Vor der letzten Weiche der Insel halte ich an und es werden die nicht für den TV Geräte Hersteller bestimmten Waggons abgehängt. Dann geht es weiter, vorbei an zwei Anschlüssen und einem weiteren Bahnübergang der von einem Rangierer gesichert werden muß. Vor dem nächsten Bahnübergang bei der TV Geräte Fabrik bleiben wir stehen, denn der Rangierleiter muß erst mal klären gehen in welcher Reihenfolge die Waggons an welcher Rampe abgestellt werden sollen und ob alle dort stehenden Waggons abgezogen werden können.

Der Rangierleiter kommt mit guten Nachrichten zurück, denn es können alle Waggons abgezogen werden. Mit den neuen Waggons am Haken ziehen wir die leeren Waggons ab und schieben sie auf das Gleis Richtung Insel. Danach können die neuen Waggons zugestellt werden. Bis jedoch jeder Waggon seinen endgültigen Standplatz hat sind viele vorsichtige (Bildröhren) Rangierbewegungen notwendig, wobei jedes Mal der Bahnübergang gesichert werden muß. Dabei kann es passieren, daß die Lok genau mitten auf der Straße längere Zeit stehen bleibt, was den autofahrenden Zeitgenossen die warten müßen gar nicht paßt. Und die ihren Unmut mit eindeutigen Gesten äußern. Bald ist es geschafft und wir schieben die leeren Waggons zurück zur auf das zweite Gleis der Insel und nehmen die dort wartenden 3 Hbbis Waggons mit. Sie sind für eine große Druckerei bestimmt wo mehrere Tageszeitungen gedruckt werden und sind mit großen Papierrollen beladen.

Vor der Weiche werden die 3 mitgebrachten Hbbis abgekuppelt und wir fahren in den Anschluß um die leeren Waggons herauszuholen und kuppeln diese an die vollen. Weil der Anschluß kurz ist und es bergab geht, werden die Luftleitungen auch gekuppelt und nachdem der Hauptluftbehälter Druck wieder 5 Bar erreicht hat schieben wir die ganze Fuhre in den Anschluß. Hier gibt es eine gute Kantine in der wir gern gesehene Gäste sind. Deshalb Maschine abstellen, Handbremse anziehen und auf gehts zum 2.Vesper.

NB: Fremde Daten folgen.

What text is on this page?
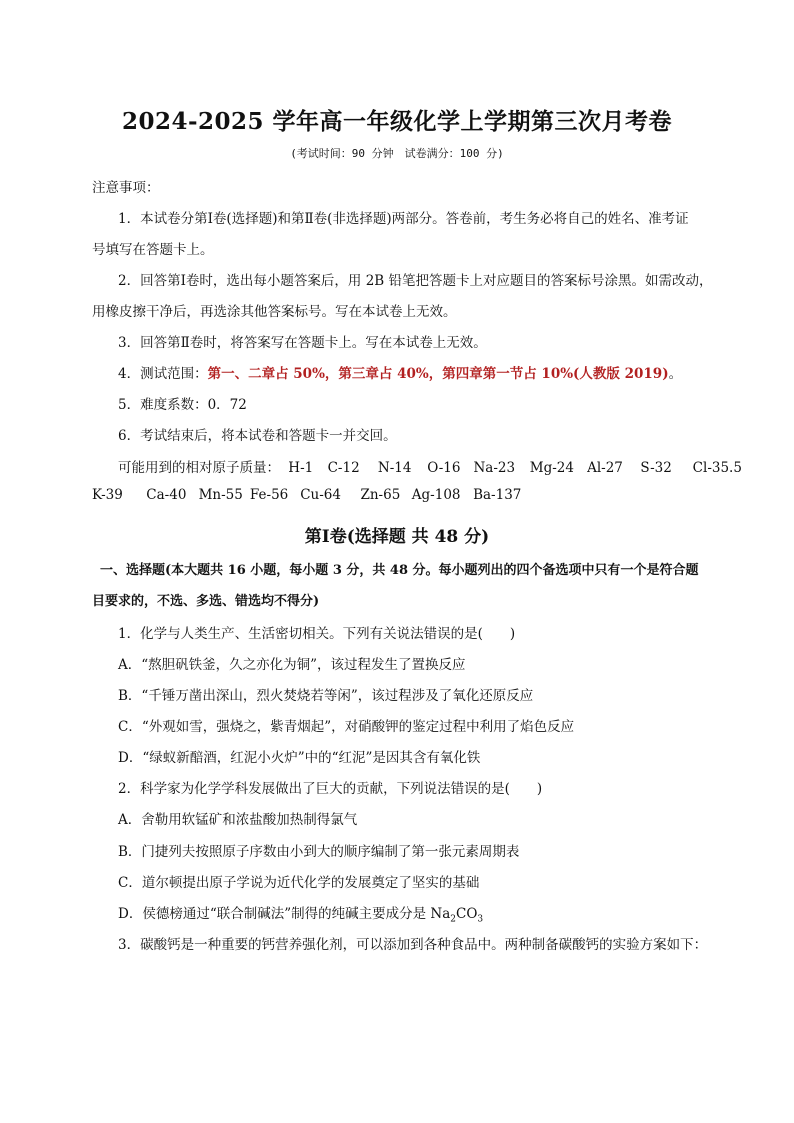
2024-2025 学年高一年级化学上学期第三次月考卷
(考试时间：90 分钟　试卷满分：100 分)
注意事项：
1．本试卷分第Ⅰ卷(选择题)和第Ⅱ卷(非选择题)两部分。答卷前，考生务必将自己的姓名、准考证
号填写在答题卡上。
2．回答第Ⅰ卷时，选出每小题答案后，用 2B 铅笔把答题卡上对应题目的答案标号涂黑。如需改动，
用橡皮擦干净后，再选涂其他答案标号。写在本试卷上无效。
3．回答第Ⅱ卷时，将答案写在答题卡上。写在本试卷上无效。
4．测试范围：第一、二章占 50%，第三章占 40%，第四章第一节占 10%(人教版 2019)。
5．难度系数：0．72
6．考试结束后，将本试卷和答题卡一并交回。
可能用到的相对原子质量： H-1 C-12 N-14 O-16 Na-23 Mg-24 Al-27 S-32 Cl-35.5
K-39 Ca-40 Mn-55 Fe-56 Cu-64 Zn-65 Ag-108 Ba-137
第Ⅰ卷(选择题 共 48 分)
一、选择题(本大题共 16 小题，每小题 3 分，共 48 分。每小题列出的四个备选项中只有一个是符合题
目要求的，不选、多选、错选均不得分)
1．化学与人类生产、生活密切相关。下列有关说法错误的是(　　)
A．“熬胆矾铁釜，久之亦化为铜”，该过程发生了置换反应
B．“千锤万凿出深山，烈火焚烧若等闲”，该过程涉及了氧化还原反应
C．“外观如雪，强烧之，紫青烟起”，对硝酸钾的鉴定过程中利用了焰色反应
D．“绿蚁新醅酒，红泥小火炉”中的“红泥”是因其含有氧化铁
2．科学家为化学学科发展做出了巨大的贡献，下列说法错误的是(　　)
A．舍勒用软锰矿和浓盐酸加热制得氯气
B．门捷列夫按照原子序数由小到大的顺序编制了第一张元素周期表
C．道尔顿提出原子学说为近代化学的发展奠定了坚实的基础
D．侯德榜通过“联合制碱法”制得的纯碱主要成分是 $Na_2CO_3$
3．碳酸钙是一种重要的钙营养强化剂，可以添加到各种食品中。两种制备碳酸钙的实验方案如下：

Gut gestärkt geht es dann später zurück zur Insel. Dort stellen wir der Spedition 2 Waggons zu und holen bei der Pressenfabrik einen Waggon ab den wir in einen anderen Anschluß der Pressenfabrik auf dem Gelände des ehemaligen AW Esslingen bringen. Dann geht es Lokomotive voraus zurück zum Bahnhof. Dort werden die Wagons noch auf verschiedene Gleise verteilt.
Es ist inzwischen 11 Uhr 30, ich mache den Abschlußdienst und stelle die Lok ab. Mit dem Rangierpersonal gehe ich dann um 12.30 zum Personenbahnhof und mit der S-Bahn fahren wir nach Plochingen. Ich gehe inīs Bw, dort ist um 13 Uhr 31 Feierabend und mit dem Auto geht es nach Hause.